While successful on its own modest terms (embracing Rambo’s “one-man war” as metaphor for the project, Oberzan seems content simply to have made a feature under such unusual self-imposed obstructions), his amateur experiment faces an entirely different set of challenges when projected for an audience. After a well-publicized run at Gotham’s Anthology Film Archives, pic has courted hipster crowds via special curated screenings or on DVD direct from Oberzan. In that context, what was undertaken in all seriousness inevitably becomes comedic, with only ironic curiosity to show for Oberzan’s too-earnest approach (featuring no shortage of nudity or on-camera humiliation, as in flashbacks to Rambo’s torture by Vietnamese captors, in which Oberzan the Asian stereotype urinates on Oberzan the shirtless POW).
Shot on video and edited using home software pricier than all Oberzan’s props, pic feels like a record of adolescent play-acting, with the writer-director (and split-personality star) taking the trouble to change camera angles, amateur accents and disguises for our benefit — a range of fake mustaches, wigs and Army-Navy surplus costumes serve to differentiate the characters. Yet Oberzan ultimately demands too much of our imagination. It’s one thing to use a toaster as a CB radio or a pie tin as a steering wheel, but bathtub-riverbeds and closet-caves aren’t so intuitive, and it’s hard to see the forest for that single, spindly pine tree.
Ingenuity can go a long way to excuse limited resources (see do-it-all director Robert Rodriguez’s “El Mariachi”), but Oberzan frequently oversteps his abilities.
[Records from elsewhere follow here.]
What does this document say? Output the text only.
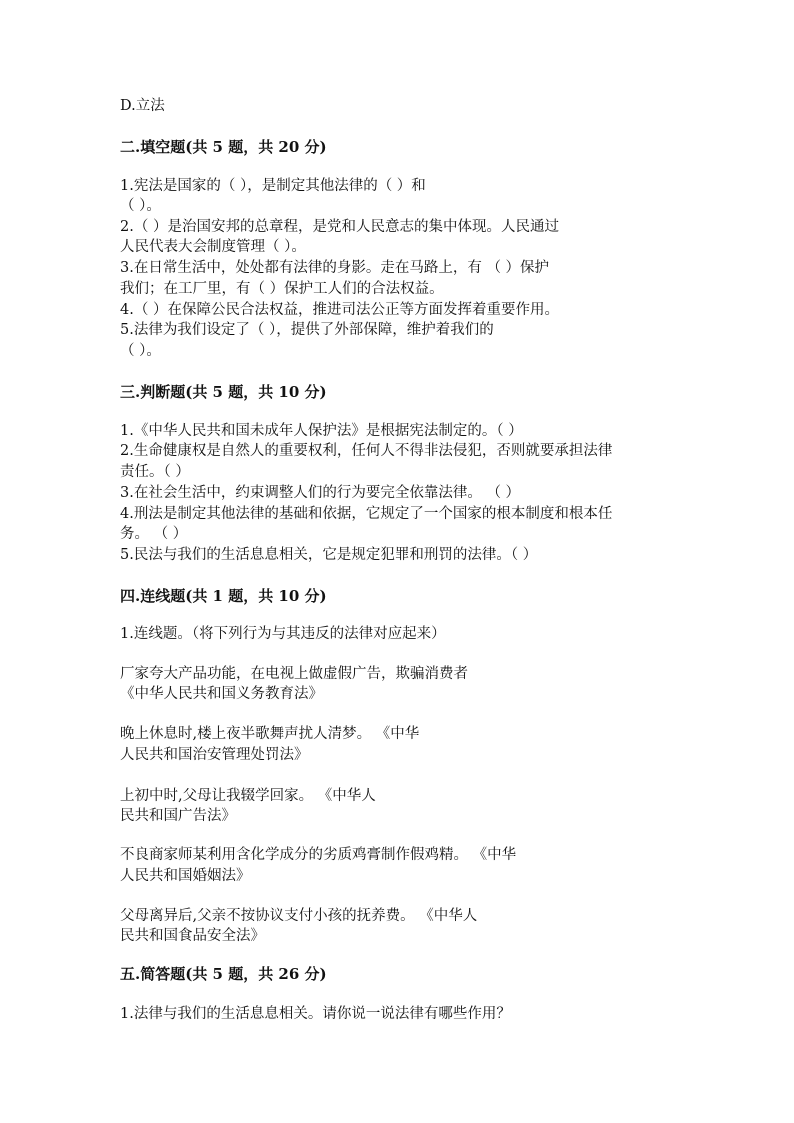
D.立法
二.填空题(共 5 题，共 20 分)
1.宪法是国家的（ ），是制定其他法律的（ ）和
（ ）。
2.（ ）是治国安邦的总章程，是党和人民意志的集中体现。人民通过
人民代表大会制度管理（ ）。
3.在日常生活中，处处都有法律的身影。走在马路上，有 （ ）保护
我们；在工厂里，有（ ）保护工人们的合法权益。
4.（ ）在保障公民合法权益，推进司法公正等方面发挥着重要作用。
5.法律为我们设定了（ ），提供了外部保障，维护着我们的
（ ）。
三.判断题(共 5 题，共 10 分)
1.《中华人民共和国未成年人保护法》是根据宪法制定的。（ ）
2.生命健康权是自然人的重要权利，任何人不得非法侵犯，否则就要承担法律
责任。（ ）
3.在社会生活中，约束调整人们的行为要完全依靠法律。 （ ）
4.刑法是制定其他法律的基础和依据，它规定了一个国家的根本制度和根本任
务。 （ ）
5.民法与我们的生活息息相关，它是规定犯罪和刑罚的法律。（ ）
四.连线题(共 1 题，共 10 分)
1.连线题。（将下列行为与其违反的法律对应起来）
厂家夸大产品功能，在电视上做虚假广告，欺骗消费者
《中华人民共和国义务教育法》
晚上休息时,楼上夜半歌舞声扰人清梦。 《中华
人民共和国治安管理处罚法》
上初中时,父母让我辍学回家。 《中华人
民共和国广告法》
不良商家师某利用含化学成分的劣质鸡膏制作假鸡精。 《中华
人民共和国婚姻法》
父母离异后,父亲不按协议支付小孩的抚养费。 《中华人
民共和国食品安全法》
五.简答题(共 5 题，共 26 分)
1.法律与我们的生活息息相关。请你说一说法律有哪些作用？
The script makes Morrell’s original potboiler look like poetry, while Oberzan’s thesping style reduces the characters to broad types — reasonably easy to distinguish but impossible to relate to. Rudimentary compositing yields a few nifty tricks, as when Oberzan punches himself out, though it’s the stuff he does for real, like roasting a teddy bear over a campfire on his living-room floor, that prove most impressive — not that his landlord would agree.